Outra das nossas reivindicações prende-se com o afastamento do diretor do Gabinete do Presidente da República, Edeltrudes Costa, envolvido em escândalos de corrupção. Tendo João Lourenço iniciado uma luta contra a corrupção, não pode permitir que o seu diretor do gabinete – a desviar fundos públicos – se mantenha no seu gabinete. Desviou dinheiro para Portugal, dinheiro esse que serviu para comprar apartamentos, carros de luxo e outra parte foi destinado aos "Panamá". Enquanto isso; temos pessoas a morrer à fome em Angola, pessoas a morrer nos hospitais, por falta de equipamentos.
E, claro, também o custo de vida que temos em Angola. O Presidente deve criar políticas públicas funcionais e concretas para reduzir o custo de vida no país. Um saco de arroz hoje em Angola custa 17 a 20 mil Kwanzas, não podemos aceitar isso. Não se entende.
DW África: Os protestos em Angola têm sido, alguns deles, marcados por violência e repressão por parte das forças de segurança. Estão a precaver-se para evitar que esse cenário se repita?
DD: Da nossa parte apelamos às autoridades que cumpram com as leis. Tal como manda a Constituição da República, a manifestação não carece de autorização. Carece simplesmente de comunicação. Nós já notificámos as autoridades e apelamos a que as forças de defesa e segurança apareçam para proteger os manifestantes e não para brutalizar.
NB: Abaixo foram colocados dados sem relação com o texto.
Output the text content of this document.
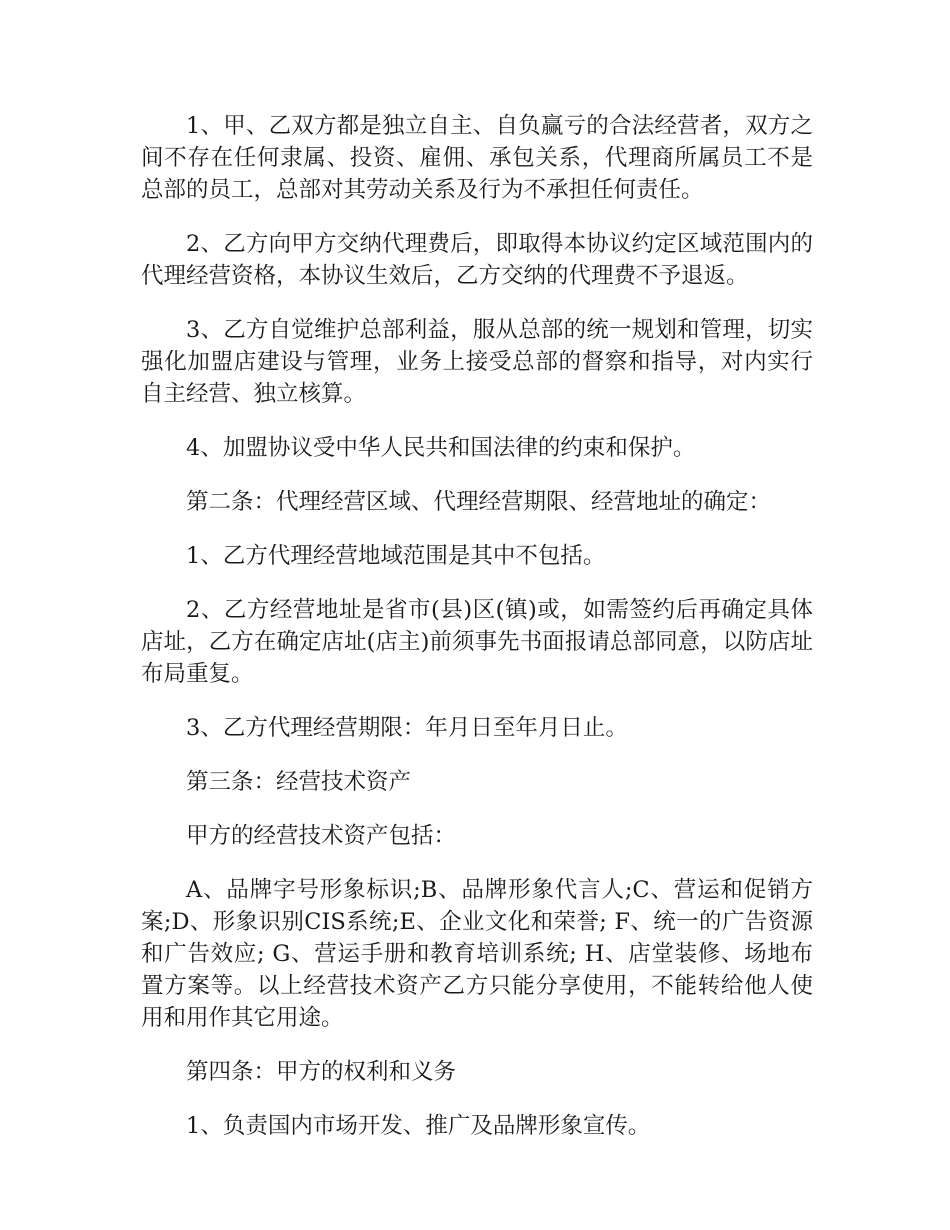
1、甲、乙双方都是独立自主、自负赢亏的合法经营者，双方之间不存在任何隶属、投资、雇佣、承包关系，代理商所属员工不是总部的员工，总部对其劳动关系及行为不承担任何责任。

2、乙方向甲方交纳代理费后，即取得本协议约定区域范围内的代理经营资格，本协议生效后，乙方交纳的代理费不予退返。

3、乙方自觉维护总部利益，服从总部的统一规划和管理，切实强化加盟店建设与管理，业务上接受总部的督察和指导，对内实行自主经营、独立核算。

4、加盟协议受中华人民共和国法律的约束和保护。

第二条：代理经营区域、代理经营期限、经营地址的确定：

1、乙方代理经营地域范围是其中不包括。

2、乙方经营地址是省市(县)区(镇)或，如需签约后再确定具体店址，乙方在确定店址(店主)前须事先书面报请总部同意，以防店址布局重复。

3、乙方代理经营期限：年月日至年月日止。

第三条：经营技术资产

甲方的经营技术资产包括：

A、品牌字号形象标识;B、品牌形象代言人;C、营运和促销方案;D、形象识别CIS系统;E、企业文化和荣誉; F、统一的广告资源和广告效应; G、营运手册和教育培训系统; H、店堂装修、场地布置方案等。以上经营技术资产乙方只能分享使用，不能转给他人使用和用作其它用途。

第四条：甲方的权利和义务

1、负责国内市场开发、推广及品牌形象宣传。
Se voltarem a brutalizar, a massacrar, a matar, a responsabilidade voltará a recair sobre a cabeça do Presidente da República. Os poderes estão concentrados numa só figura e é ele que orienta os seus subordinados e que determina o que as forças devem ou não fazer.
Esperamos que cumpram com a lei e nós vamos continuar a monitorar as forças de defesa e segurança nas manifestações. Caso a polícia venha a brutalizar, prender as pessoas, haverá sempre uma equipa que fará o registo no local e esperamos que as autoridades cumpram com a lei e respeitem.